From 15 October 1795 – 26 December 1799 he was a member of the Conseil des Anciens. In 1796 he produced: "Rapport fait au nom des comités de Salut public et de Sûreté générale sur les événements du 9 thermidor an II..." He purchased one of the finest hotels in the faubourg Saint-Honoré, with a beautiful garden on the Champs-Élysées. He contributed to the coup of 18 Brumaire and was elected a member of the Tribunat, however, suspicions of misappropriation forced him to withdraw as a member of the Tribunat in 1802.

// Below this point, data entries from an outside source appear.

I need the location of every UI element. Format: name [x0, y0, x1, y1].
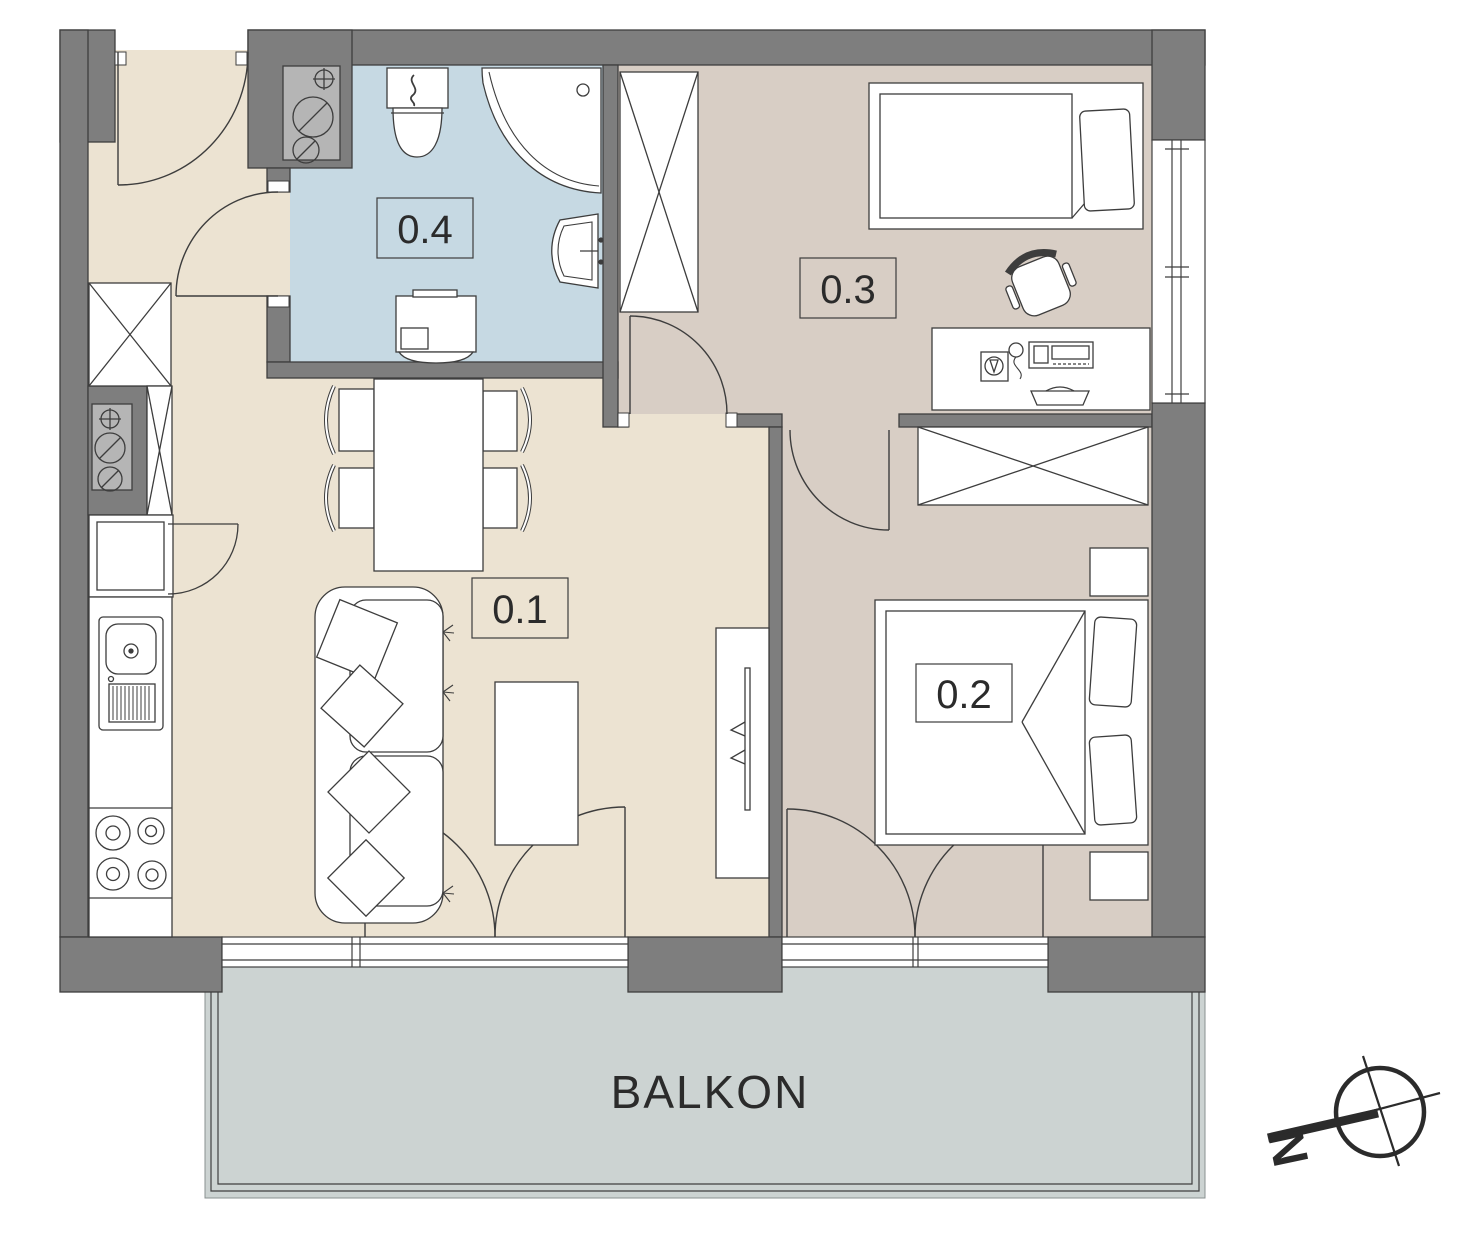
wall-bath-right	[603, 65, 618, 427]
washing-machine-icon	[396, 290, 476, 363]
svg-text:0.3: 0.3	[820, 268, 876, 312]
single-bed-icon	[869, 83, 1143, 229]
wall-band-seg3	[899, 414, 1152, 427]
balcony: BALKON	[205, 967, 1205, 1198]
room-label-0-1: 0.1	[472, 578, 568, 638]
window-right	[1152, 140, 1205, 403]
wall-top	[248, 30, 1205, 65]
room-label-0-2: 0.2	[916, 664, 1012, 722]
kitchen-sink-icon	[99, 617, 163, 730]
floor-plan-page: BALKON	[0, 0, 1482, 1233]
wall-right-lower	[1152, 403, 1205, 937]
wall-left	[60, 30, 88, 937]
tv-lowboard-icon	[716, 628, 769, 878]
nightstand-icon	[1090, 548, 1148, 596]
balcony-door-band-living	[222, 937, 628, 967]
hall-wardrobe-icon	[89, 283, 171, 386]
svg-text:0.2: 0.2	[936, 673, 992, 717]
wall-bottom-left-block	[60, 937, 222, 992]
sofa-icon	[315, 587, 454, 923]
room-label-0-3: 0.3	[800, 258, 896, 318]
nightstand-icon	[1090, 852, 1148, 900]
installation-shaft-kitchen-icon	[92, 404, 132, 491]
wall-divider-0-1-0-2	[769, 427, 782, 937]
tall-cabinet-icon	[147, 386, 172, 515]
washbasin-icon	[552, 214, 603, 288]
wall-bottom-right-block	[1048, 937, 1205, 992]
svg-text:0.1: 0.1	[492, 588, 548, 632]
north-compass-icon: N	[1257, 1056, 1440, 1171]
svg-text:0.4: 0.4	[397, 208, 453, 252]
balcony-label: BALKON	[611, 1066, 810, 1118]
floor-plan: BALKON	[0, 0, 1482, 1233]
room-label-0-4: 0.4	[377, 198, 473, 258]
desk-icon	[932, 328, 1150, 410]
wardrobe-0-2-icon	[918, 427, 1148, 505]
coffee-table-icon	[495, 682, 578, 845]
wardrobe-0-3-icon	[620, 72, 698, 312]
installation-shaft-bath-icon	[283, 66, 340, 163]
wall-right-top-block	[1152, 30, 1205, 140]
dining-table-icon	[374, 379, 483, 571]
wall-bath-bottom	[267, 362, 618, 378]
wall-pier-center	[628, 937, 782, 992]
balcony-door-band-bedroom	[782, 937, 1048, 967]
compass-north-letter: N	[1257, 1125, 1319, 1172]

He then moved to chateau Rambluzin, near Verdun, between his impressive collection of classical literature. For a while he was the mayor (1812-), but on 12 January 1816 during the Bourbon Restauration, when members of the parliament who voted the death of Louis XVI in 1793 and later supported the emperor, were condemned to exile, Courtois was forced to leave the country and moved to Brussels, leaving most of his collection (3723 items) behind. On 25 January 1816, he tried to avoid the ban by writing to the councillor of State by Louis Becquey to make him aware that he had documents concerning the royal family, found in the papers of Robespierre, and that he offered to the King, including a letter written by Marie Antoinette to her sister-in-law Madame Élisabeth at the time of this ordeal, called "the testament of the Queen"; a glove that belonged to the Dauphin; a small bundle of hair from Marie-Antoinette. The collection was bought by Richard Heber.

He married twice, in 1776 and in 1789. It is possible he committed suicide.